Irish Life is Ireland’s largest life assurance company and the market leader in the provision of life, pension and investment products. Its products and services are distributed through a wide range of channels including bank branches, independent intermediaries and brokers, the Irish Life salesforce and directly to customers.
permanent tsb, formed following the acquisition of TSB Bank in 2001, is the retail banking operation of the group and is a leading provider of residential mortgage finance in Ireland. It offers a full range of personal banking services in the Irish market through a multi-channel distribution network of branches, intermediaries, retail outlets and internet.
In partnership with Allianz the group holds a minority interest in Allianz (Ireland), the third largest general (non-life) insurer in the Irish market. The group’s activities outside Ireland are confined to the UK where we have a niche centralised mortgage lending operation, Capital Home Loans, which has been closed to new business since early 2008.
The Group has over one million customers in Ireland.
Financial review
| Financial Results |
2010
€ |
2009
€ |
2008
€ |
2007
€ |
2006
€ |
| Operating profit / (loss)* |
(197)m |
(196)m |
341m |
590m |
529m |
| Profit / (loss) after tax* |
(198)m |
(279)m |
(433)m |
404m |
561m |
| Life & investment new business (APE) |
572m |
539m |
714m |
1,014m |
706m |
| New lending |
0.6bn |
1.2bn |
7.1bn |
12.4bn |
12.9bn |
| Loan book |
37.6bn |
38.9bn |
39.9bn |
39.2bn |
33.8bn |
| Bank Equity Tier 1** |
10.6% |
11.3% |
9.2% |
8.7% |
10.4% |
| Life solvency cover (times) |
1.75 |
1.6 |
1.6 |
1.6 |
1.8 |
| Life embedded value |
1.7bn |
1.6bn |
1.6bn |
2.0bn |
2.1bn |
| Shareholder’s equity* |
2.0bn |
2.5bn |
2.8bn |
3.4bn |
3.2bn |
* Life business included on an embedded value basis ** Regulatory capital position on a Basel II basis |
- 2009 Financial Review
-
The Group operating results for 2009 was a loss of €196m (2008: €341m profit) as reported on an embedded value basis. Lower sales and weakening persistency in the life business and rising loan impairments and higher funding costs in the bank were the principal causes of the turnaround in the operation results in 2009.

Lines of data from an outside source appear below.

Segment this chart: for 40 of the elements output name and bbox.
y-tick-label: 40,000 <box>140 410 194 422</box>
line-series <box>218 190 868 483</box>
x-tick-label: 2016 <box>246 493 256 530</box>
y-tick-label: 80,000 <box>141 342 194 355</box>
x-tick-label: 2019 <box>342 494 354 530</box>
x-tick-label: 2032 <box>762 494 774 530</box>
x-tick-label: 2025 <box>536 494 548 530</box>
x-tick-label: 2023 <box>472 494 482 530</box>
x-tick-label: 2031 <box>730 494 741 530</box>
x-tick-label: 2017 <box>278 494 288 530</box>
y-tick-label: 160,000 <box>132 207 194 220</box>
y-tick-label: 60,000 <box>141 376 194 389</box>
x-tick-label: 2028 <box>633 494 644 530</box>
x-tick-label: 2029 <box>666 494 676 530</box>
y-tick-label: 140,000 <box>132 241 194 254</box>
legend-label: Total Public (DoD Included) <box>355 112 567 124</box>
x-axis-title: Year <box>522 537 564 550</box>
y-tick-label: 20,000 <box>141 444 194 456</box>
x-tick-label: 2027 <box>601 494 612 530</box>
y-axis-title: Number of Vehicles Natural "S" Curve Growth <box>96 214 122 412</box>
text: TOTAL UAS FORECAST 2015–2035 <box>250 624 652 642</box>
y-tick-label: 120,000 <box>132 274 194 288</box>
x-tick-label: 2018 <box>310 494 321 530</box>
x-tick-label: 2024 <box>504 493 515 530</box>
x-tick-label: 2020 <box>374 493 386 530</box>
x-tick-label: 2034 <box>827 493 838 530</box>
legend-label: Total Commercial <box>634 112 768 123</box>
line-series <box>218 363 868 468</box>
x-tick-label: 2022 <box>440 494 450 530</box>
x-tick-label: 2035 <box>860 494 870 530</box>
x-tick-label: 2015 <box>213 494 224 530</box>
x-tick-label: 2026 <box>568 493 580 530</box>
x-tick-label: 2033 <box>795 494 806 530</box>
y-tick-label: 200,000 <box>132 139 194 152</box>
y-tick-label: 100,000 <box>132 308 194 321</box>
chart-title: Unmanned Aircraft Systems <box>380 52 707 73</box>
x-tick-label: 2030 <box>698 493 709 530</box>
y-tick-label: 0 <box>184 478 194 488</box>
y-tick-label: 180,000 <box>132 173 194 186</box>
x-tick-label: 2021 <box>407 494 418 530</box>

Total Group Loss after Tax in 2009 of €279m includes the impact of falling investment values, principally property (-€68m), and rising medium term interest rates in Ireland (-€38m) on the embedded value of the life business. In the prior year the sharp fall in values across almost all investment markets was the driver of the Group Loss after Tax of €433m.
Notwithstanding the difficult trading conditions and falling property markets the Group’s Total Capital (all Tier 1) ratio remained at 9.2% in 2009, compared to a regulatory minimum requirement of 8%. This ratio includes an additional interim capital requirement of 23% applied by the Financial Regulator.
The solvency margin in Irish Life Assurance continued to be covered 1.6 times by available assets in 2009 (2008: 1.6 times). The strong surpluses emerging from the in-force book met the additional capital requirement from new business and absorbed the impact write-downs on property asset valuations.
The embedded value of the Group’s life assurance activities remained constant at €1.6bn in 2009 with the positive operating result being cancelled by the fall in asset values and the effect of a higher risk discount rate. The reduction in overall shareholder equity from €2.8bn in 2008 to €2.5bn in 2009 was principally due to the operating losses incurred in the banking business in 2009.